Frequently Asked Questions
How much does MPLS cost for an enterprise network?
MPLS costs vary significantly based on bandwidth, geography, and provider, but enterprises typically pay a premium for dedicated circuits compared to broadband alternatives. Hidden costs include long provisioning times, single-provider pricing power, and limited flexibility for hybrid cloud integration.
Is SD-WAN cheaper than MPLS?
SD-WAN typically reduces bandwidth costs compared to MPLS by leveraging broadband and LTE connections. However, total cost of ownership must include the security stack, management platform licensing, and operational complexity that SD-WAN adds on top.
What is the ROI of replacing MPLS with SCION?
The ROI of replacing MPLS with SCION includes bandwidth cost reduction (multi-provider competition), security cost avoidance (no separate overlay stack), operational savings (single management platform), and risk reduction (architectural invisibility eliminates entire attack categories).
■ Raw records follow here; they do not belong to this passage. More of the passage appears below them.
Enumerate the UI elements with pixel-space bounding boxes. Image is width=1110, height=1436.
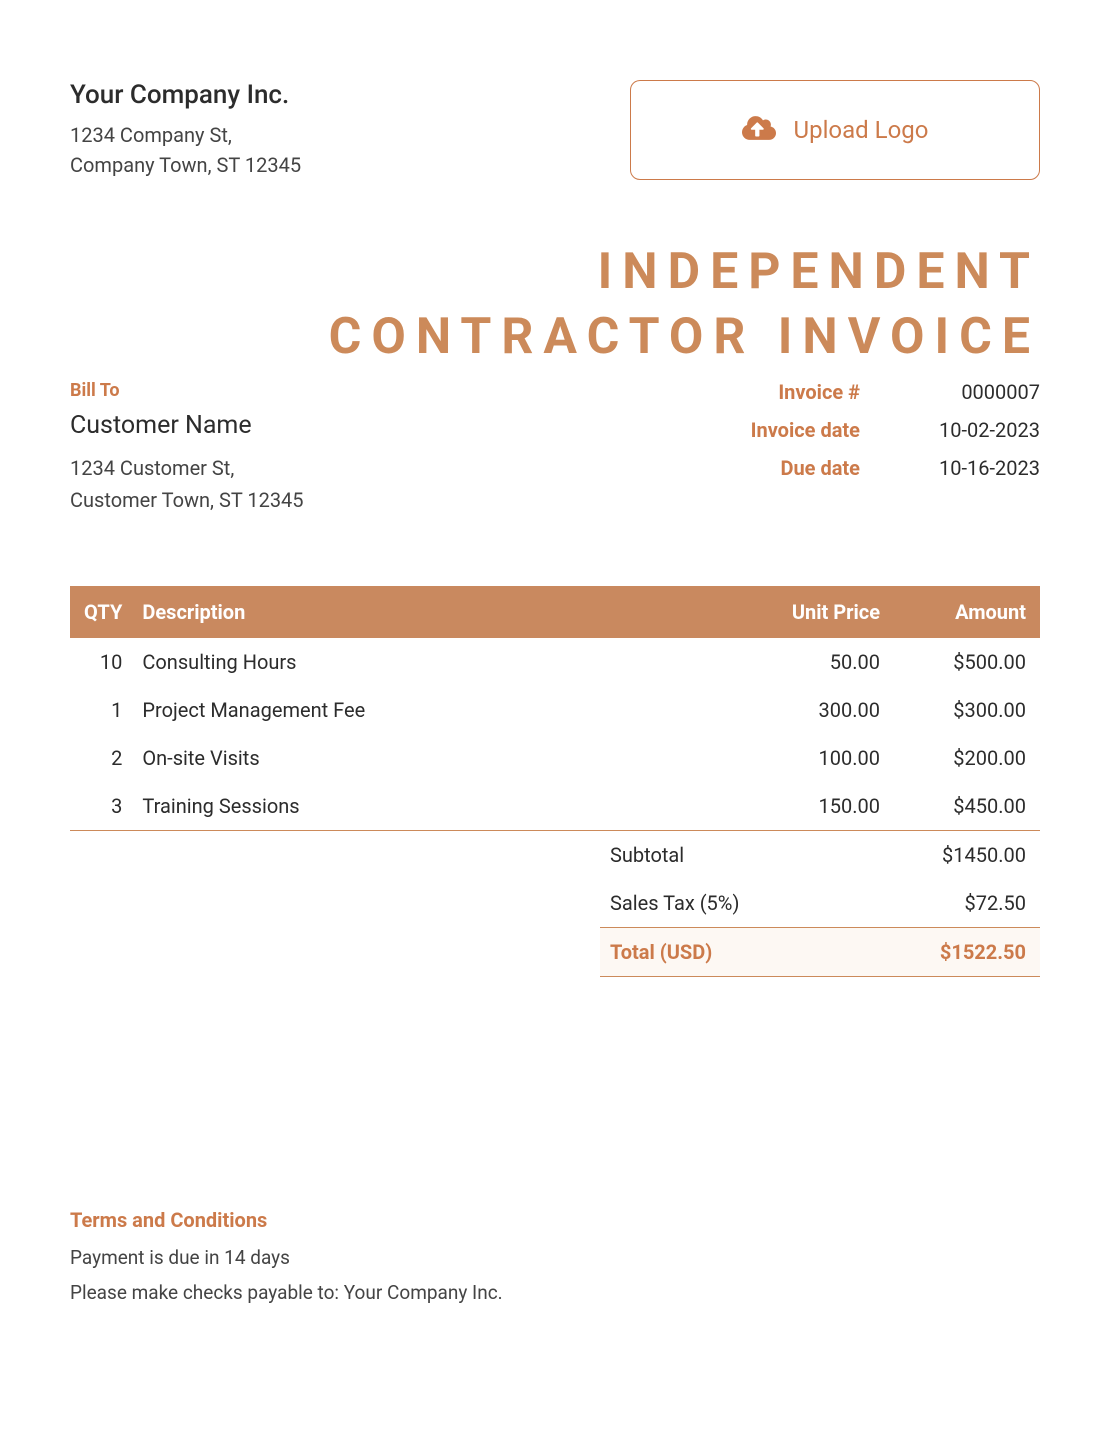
upload-logo-label: Upload Logo	[794, 116, 929, 144]
terms-block: Terms and Conditions Payment is due in 1…	[70, 1208, 1040, 1316]
title-line1: INDEPENDENT	[70, 240, 1040, 305]
cell-description[interactable]: Project Management Fee	[132, 686, 730, 734]
table-row: 1Project Management Fee300.00$300.00	[70, 686, 1040, 734]
cell-unit-price[interactable]: 300.00	[730, 686, 890, 734]
total-value: $1522.50	[940, 940, 1026, 964]
cell-qty[interactable]: 10	[70, 638, 132, 686]
cell-qty[interactable]: 2	[70, 734, 132, 782]
table-row: 10Consulting Hours50.00$500.00	[70, 638, 1040, 686]
cell-description[interactable]: On-site Visits	[132, 734, 730, 782]
col-amount: Amount	[890, 586, 1040, 638]
invoice-number-value[interactable]: 0000007	[920, 380, 1040, 404]
customer-name[interactable]: Customer Name	[70, 411, 720, 440]
terms-line2[interactable]: Please make checks payable to: Your Comp…	[70, 1281, 1040, 1304]
cell-amount[interactable]: $500.00	[890, 638, 1040, 686]
terms-title: Terms and Conditions	[70, 1208, 1040, 1232]
cell-qty[interactable]: 3	[70, 782, 132, 831]
company-address-line2[interactable]: Company Town, ST 12345	[70, 150, 630, 180]
cell-unit-price[interactable]: 50.00	[730, 638, 890, 686]
invoice-date-label: Invoice date	[720, 418, 860, 442]
tax-label: Sales Tax (5%)	[610, 891, 739, 915]
line-items-table: QTY Description Unit Price Amount 10Cons…	[70, 586, 1040, 831]
terms-line1[interactable]: Payment is due in 14 days	[70, 1246, 1040, 1269]
tax-value: $72.50	[965, 891, 1026, 915]
invoice-title: INDEPENDENT CONTRACTOR INVOICE	[70, 240, 1040, 370]
col-qty: QTY	[70, 586, 132, 638]
due-date-label: Due date	[720, 456, 860, 480]
table-row: 3Training Sessions150.00$450.00	[70, 782, 1040, 831]
bill-to-block: Bill To Customer Name 1234 Customer St, …	[70, 380, 720, 516]
cell-qty[interactable]: 1	[70, 686, 132, 734]
totals-block: Subtotal $1450.00 Sales Tax (5%) $72.50 …	[600, 831, 1040, 977]
col-unit-price: Unit Price	[730, 586, 890, 638]
cell-amount[interactable]: $200.00	[890, 734, 1040, 782]
col-description: Description	[132, 586, 730, 638]
cell-amount[interactable]: $450.00	[890, 782, 1040, 831]
company-address-line1[interactable]: 1234 Company St,	[70, 120, 630, 150]
cell-description[interactable]: Training Sessions	[132, 782, 730, 831]
company-name[interactable]: Your Company Inc.	[70, 80, 630, 110]
cell-description[interactable]: Consulting Hours	[132, 638, 730, 686]
due-date-value[interactable]: 10-16-2023	[920, 456, 1040, 480]
customer-address-line1[interactable]: 1234 Customer St,	[70, 452, 720, 484]
invoice-number-label: Invoice #	[720, 380, 860, 404]
subtotal-value: $1450.00	[942, 843, 1026, 867]
cell-unit-price[interactable]: 100.00	[730, 734, 890, 782]
bill-to-label: Bill To	[70, 380, 720, 401]
subtotal-label: Subtotal	[610, 843, 684, 867]
company-block: Your Company Inc. 1234 Company St, Compa…	[70, 80, 630, 180]
cell-unit-price[interactable]: 150.00	[730, 782, 890, 831]
table-row: 2On-site Visits100.00$200.00	[70, 734, 1040, 782]
title-line2: CONTRACTOR INVOICE	[70, 305, 1040, 370]
total-label: Total (USD)	[610, 940, 712, 964]
invoice-date-value[interactable]: 10-02-2023	[920, 418, 1040, 442]
cell-amount[interactable]: $300.00	[890, 686, 1040, 734]
cloud-upload-icon	[742, 114, 776, 146]
customer-address-line2[interactable]: Customer Town, ST 12345	[70, 484, 720, 516]
invoice-meta: Invoice # 0000007 Invoice date 10-02-202…	[720, 380, 1040, 494]
upload-logo-button[interactable]: Upload Logo	[630, 80, 1040, 180]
A detailed ROI framework is available in our whitepaper.
How do you calculate network security ROI?
Network security ROI compares the cost of security investments against the financial value of risk reduction, including avoided breaches, compliance savings, reduced incident response costs, and improved business continuity. Cybersecurity ROI is challenging to quantify because it requires a risk-based framework that accounts for events that did not occur.